When used with trastuzumab after surgery, chemotherapies with and without anthracyclines worked similarly, but combinations without anthracyclines proved less harmful to the heart, a study of women with HER2 positive, early breast cancer indicates.
Researchers presented this updated analysis of the Phase III trial BCIRG 006 at the 2009 San Antonio Breast Cancer Symposium (Abstract 62). Women who took trastuzumab plus docetaxel and carboplatin (brand names: Herceptin, Taxotere and Paraplatin) received fairly similar benefit as those who took trastuzumab plus the anthracycline-containing medicine doxorubicin (brand name: Adriamycin). However, those who took doxorubicin had more side effects to the heart. There were no deaths related to heart problems among any study participants.
Anthracyclines are a family of chemotherapy treatments used to stop the spread and growth of cancer cells. These standard treatments for early-stage disease have been proved in clinical trials to improve survival and to decrease the chances of breast cancer returning. Herceptin, a targeted therapy, blocks a receptor on the cancer cell that has too much HER2 protein.
Used individually or with other treatments, anthracyclines and trastuzumab may increase the risk for heart problems, depending on the dosage and how the medicines are given. When used together at the doses and frequency of the past—which tend to be higher than doctors use today—.these medicines have caused serious side effects, leaving researchers looking for other effective combinations.
The researchers randomly assigned 3,222 women with HER2 expressing, lymph node positive or high-risk lymph node negative breast cancer to receive one of three treatments.
Group 1 received doxorubicin and cyclophosphamide followed by docetaxel (called ACT).
Group 2 received doxorubicin and cyclophosphamide followed by docetaxel with trastuzumab (called ACTH).

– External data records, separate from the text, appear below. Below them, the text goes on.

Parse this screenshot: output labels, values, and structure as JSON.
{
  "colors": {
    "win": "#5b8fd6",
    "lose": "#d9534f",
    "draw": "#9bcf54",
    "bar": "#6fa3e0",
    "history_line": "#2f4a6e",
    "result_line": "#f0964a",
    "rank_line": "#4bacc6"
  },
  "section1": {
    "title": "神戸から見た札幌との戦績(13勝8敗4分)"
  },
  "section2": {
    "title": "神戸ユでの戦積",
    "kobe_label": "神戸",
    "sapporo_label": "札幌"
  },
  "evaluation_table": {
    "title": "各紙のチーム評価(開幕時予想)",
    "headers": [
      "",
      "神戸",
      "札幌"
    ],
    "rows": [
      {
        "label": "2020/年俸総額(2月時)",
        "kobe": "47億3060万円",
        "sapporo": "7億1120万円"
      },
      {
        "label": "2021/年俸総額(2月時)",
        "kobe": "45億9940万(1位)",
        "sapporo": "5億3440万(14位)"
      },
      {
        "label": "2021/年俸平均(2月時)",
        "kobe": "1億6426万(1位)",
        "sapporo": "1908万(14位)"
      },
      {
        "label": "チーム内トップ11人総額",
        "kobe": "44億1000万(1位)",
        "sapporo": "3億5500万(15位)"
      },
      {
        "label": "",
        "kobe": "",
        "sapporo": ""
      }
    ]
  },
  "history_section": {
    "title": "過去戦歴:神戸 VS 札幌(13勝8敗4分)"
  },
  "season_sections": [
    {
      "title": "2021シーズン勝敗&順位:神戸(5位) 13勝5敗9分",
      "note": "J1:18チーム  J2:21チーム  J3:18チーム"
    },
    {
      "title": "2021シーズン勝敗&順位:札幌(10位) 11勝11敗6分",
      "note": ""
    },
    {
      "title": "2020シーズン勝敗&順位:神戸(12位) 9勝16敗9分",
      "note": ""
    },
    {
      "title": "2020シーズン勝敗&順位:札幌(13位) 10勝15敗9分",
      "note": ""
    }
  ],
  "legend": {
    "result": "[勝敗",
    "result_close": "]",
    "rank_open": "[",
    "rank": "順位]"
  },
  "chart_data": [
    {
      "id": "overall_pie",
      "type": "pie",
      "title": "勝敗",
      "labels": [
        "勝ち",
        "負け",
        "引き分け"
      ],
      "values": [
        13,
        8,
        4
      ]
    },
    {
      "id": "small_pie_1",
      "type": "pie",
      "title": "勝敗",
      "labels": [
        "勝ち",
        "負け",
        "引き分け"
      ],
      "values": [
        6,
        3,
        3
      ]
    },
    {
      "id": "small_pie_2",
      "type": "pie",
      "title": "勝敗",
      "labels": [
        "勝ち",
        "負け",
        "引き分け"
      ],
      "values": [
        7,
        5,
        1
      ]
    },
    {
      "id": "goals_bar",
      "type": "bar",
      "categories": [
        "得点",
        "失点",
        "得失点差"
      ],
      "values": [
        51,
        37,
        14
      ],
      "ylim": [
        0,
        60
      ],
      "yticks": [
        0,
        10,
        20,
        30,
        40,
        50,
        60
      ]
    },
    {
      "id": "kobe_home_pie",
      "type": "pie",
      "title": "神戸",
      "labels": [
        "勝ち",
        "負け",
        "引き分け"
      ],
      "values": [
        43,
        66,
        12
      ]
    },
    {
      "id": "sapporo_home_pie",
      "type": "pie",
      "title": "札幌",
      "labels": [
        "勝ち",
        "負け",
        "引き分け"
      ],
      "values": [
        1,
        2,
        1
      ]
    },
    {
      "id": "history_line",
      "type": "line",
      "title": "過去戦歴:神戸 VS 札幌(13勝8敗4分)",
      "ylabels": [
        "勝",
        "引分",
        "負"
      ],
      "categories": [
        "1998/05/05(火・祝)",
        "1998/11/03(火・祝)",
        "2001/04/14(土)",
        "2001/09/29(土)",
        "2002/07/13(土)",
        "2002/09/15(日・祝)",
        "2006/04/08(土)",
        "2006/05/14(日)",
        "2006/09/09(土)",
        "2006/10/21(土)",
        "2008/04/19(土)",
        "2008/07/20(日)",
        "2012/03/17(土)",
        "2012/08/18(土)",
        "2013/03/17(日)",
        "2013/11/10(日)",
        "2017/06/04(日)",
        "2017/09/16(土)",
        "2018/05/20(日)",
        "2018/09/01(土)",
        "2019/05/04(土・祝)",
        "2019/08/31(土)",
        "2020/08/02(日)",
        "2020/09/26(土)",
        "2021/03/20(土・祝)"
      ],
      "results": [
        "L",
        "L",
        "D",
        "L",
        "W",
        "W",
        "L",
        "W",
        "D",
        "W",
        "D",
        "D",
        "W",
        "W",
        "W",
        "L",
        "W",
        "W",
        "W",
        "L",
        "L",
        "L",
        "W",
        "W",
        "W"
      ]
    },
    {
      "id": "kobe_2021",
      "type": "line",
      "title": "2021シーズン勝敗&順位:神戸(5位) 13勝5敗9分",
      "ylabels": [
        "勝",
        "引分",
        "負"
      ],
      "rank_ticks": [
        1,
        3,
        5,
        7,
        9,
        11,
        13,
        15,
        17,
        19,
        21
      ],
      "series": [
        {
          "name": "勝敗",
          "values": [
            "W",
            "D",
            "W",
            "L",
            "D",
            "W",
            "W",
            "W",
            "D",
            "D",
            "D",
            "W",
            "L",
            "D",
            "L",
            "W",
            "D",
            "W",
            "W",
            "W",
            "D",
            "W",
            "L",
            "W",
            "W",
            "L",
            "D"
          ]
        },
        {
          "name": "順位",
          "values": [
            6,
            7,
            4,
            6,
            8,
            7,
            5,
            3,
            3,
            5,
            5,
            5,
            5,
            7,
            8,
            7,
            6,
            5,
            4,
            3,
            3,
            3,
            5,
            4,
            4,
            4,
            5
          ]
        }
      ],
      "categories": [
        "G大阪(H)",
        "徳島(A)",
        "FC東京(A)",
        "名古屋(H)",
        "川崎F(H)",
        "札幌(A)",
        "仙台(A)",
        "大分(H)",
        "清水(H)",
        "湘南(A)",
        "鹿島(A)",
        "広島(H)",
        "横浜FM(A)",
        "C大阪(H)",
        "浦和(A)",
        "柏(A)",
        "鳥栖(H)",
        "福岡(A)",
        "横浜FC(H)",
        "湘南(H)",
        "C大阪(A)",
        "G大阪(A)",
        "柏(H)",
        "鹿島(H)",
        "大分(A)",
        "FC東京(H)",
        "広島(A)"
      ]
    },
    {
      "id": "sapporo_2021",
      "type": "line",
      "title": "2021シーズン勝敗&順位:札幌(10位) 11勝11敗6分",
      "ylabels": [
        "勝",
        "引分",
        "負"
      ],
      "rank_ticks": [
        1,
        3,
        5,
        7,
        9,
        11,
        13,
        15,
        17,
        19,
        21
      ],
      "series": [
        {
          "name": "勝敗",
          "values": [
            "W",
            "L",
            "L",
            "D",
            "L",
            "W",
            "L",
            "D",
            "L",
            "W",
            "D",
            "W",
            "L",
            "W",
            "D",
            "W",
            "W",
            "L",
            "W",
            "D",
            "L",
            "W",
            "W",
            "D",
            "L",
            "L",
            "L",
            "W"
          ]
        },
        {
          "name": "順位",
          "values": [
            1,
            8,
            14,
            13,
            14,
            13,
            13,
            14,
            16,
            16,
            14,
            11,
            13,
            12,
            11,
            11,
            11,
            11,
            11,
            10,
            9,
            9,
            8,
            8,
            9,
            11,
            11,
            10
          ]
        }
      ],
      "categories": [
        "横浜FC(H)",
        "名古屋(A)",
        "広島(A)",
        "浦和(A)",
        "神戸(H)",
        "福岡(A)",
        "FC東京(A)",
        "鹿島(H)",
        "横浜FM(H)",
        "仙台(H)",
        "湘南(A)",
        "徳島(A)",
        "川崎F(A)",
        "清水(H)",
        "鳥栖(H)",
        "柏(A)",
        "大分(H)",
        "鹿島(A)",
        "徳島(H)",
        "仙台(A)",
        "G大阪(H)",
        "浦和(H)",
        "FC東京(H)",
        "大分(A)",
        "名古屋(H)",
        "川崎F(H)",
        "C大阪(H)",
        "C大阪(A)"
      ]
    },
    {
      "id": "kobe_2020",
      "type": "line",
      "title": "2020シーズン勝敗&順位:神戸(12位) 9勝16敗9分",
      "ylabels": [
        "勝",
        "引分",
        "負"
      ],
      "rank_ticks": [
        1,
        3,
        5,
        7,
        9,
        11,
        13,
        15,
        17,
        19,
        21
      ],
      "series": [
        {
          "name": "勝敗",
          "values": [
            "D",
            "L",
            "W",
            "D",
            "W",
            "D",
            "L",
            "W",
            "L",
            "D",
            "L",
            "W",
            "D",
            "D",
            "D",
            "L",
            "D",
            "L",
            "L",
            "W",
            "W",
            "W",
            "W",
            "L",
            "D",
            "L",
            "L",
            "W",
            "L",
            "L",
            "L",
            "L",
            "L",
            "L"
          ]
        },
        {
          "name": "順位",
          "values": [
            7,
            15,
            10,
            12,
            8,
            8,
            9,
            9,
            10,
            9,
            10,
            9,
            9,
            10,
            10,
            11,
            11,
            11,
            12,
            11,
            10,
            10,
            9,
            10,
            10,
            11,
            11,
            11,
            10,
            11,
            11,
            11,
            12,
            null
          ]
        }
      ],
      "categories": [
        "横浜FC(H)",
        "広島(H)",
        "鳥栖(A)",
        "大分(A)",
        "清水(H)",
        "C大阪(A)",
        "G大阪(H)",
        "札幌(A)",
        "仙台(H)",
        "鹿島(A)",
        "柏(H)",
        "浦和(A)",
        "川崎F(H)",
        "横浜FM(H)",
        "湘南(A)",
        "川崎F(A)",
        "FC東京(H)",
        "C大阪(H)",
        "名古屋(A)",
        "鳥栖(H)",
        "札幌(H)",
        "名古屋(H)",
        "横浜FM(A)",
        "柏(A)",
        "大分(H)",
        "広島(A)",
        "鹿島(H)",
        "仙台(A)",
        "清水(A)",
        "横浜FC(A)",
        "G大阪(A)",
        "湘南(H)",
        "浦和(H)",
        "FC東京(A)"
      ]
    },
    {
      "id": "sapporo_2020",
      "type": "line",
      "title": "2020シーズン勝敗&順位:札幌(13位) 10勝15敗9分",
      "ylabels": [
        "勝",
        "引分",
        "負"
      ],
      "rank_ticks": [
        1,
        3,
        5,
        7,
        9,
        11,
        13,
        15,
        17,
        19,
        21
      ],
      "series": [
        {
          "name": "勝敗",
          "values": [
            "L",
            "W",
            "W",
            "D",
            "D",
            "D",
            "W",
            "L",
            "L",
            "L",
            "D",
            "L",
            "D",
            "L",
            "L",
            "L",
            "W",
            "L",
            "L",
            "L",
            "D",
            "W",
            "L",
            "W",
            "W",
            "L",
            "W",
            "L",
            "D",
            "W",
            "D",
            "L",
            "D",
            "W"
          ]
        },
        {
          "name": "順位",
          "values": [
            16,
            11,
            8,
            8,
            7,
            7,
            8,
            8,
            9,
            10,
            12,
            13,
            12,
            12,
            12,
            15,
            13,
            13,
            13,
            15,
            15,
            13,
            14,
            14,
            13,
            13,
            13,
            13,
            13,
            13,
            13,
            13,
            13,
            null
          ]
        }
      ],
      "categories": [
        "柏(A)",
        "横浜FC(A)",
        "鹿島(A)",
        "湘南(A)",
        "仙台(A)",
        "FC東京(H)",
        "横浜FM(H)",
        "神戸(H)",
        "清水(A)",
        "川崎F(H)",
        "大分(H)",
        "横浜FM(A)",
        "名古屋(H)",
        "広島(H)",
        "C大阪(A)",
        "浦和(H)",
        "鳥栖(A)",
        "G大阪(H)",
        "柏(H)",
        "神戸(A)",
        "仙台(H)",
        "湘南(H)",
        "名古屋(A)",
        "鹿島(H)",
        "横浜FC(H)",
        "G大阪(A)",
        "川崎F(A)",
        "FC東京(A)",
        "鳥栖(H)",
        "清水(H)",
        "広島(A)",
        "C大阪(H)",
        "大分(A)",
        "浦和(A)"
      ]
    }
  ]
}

Group 3 received docetaxel plus carboplatin plus trastuzumab (called TCH).
After five-and-a-half years, the women who received anthracycline-containing treatments had roughly equivalent disease-free survival (time during the study without cancer returning) and overall survival (time lived during the study) to those who did not receive anthracycline-containing treatments:
- Group 1, who received ACT, had 75 percent disease-free survival and 87 percent overall survival
- Group 2, who took ACTH, had 84 percent disease-free survival and 92 percent overall survival
- Group 3, who got TCH, had 81 percent disease-free survival and 91 percent overall survival
All women who took trastuzumab did better than those who did not; today, trastuzumab-containing treatments are the standard of care for HER2 positive disease. ACTH was slightly more effective at reducing recurrence than TCH: 83 participants in the ACTH arm died of breast cancer, versus 97 women in the TCH group.
The women whose treatment did not contain an anthracycline (TCH) had fewer acute and chronic heart problems than those taking ACTH. Also, women in the groups with anthracycline-containing chemotherapies developed congestive heart failure (trouble pumping blood through the heart) more often than those in the TCH group.
What This Study Means for You
These study results confirm that trastuzumab added to chemotherapy will reduce the risk of recurrence and improve chances of survival in early-stage, HER2 positive breast cancer. They suggest that another treatment combination, TCH, might be an option for you if you cannot take an anthracycline-based medicine for other reasons. Regardless of what chemotherapy you take, if you receive Herceptin, your doctor should monitor your heart health and address any problems you have along the way. For more information on making choices about medicine, please download a copy of our Guide to Understanding Treatment Decisions.
Phase III Randomized Trial Comparing Doxorubicin and Cyclophosphamide Followed by Docetaxel (AC→T) with Doxorubicin and Cyclophosphamide Followed by Docetaxel and Trastuzumab (AC→TH) with Docetaxel, Carboplatin and Trastuzumab (TCH) in HER2neu Positive Early Breast Cancer Patients: BCIRG 006 Study. San Antonio Breast Cancer Symposium, December 2009. Abstract 62.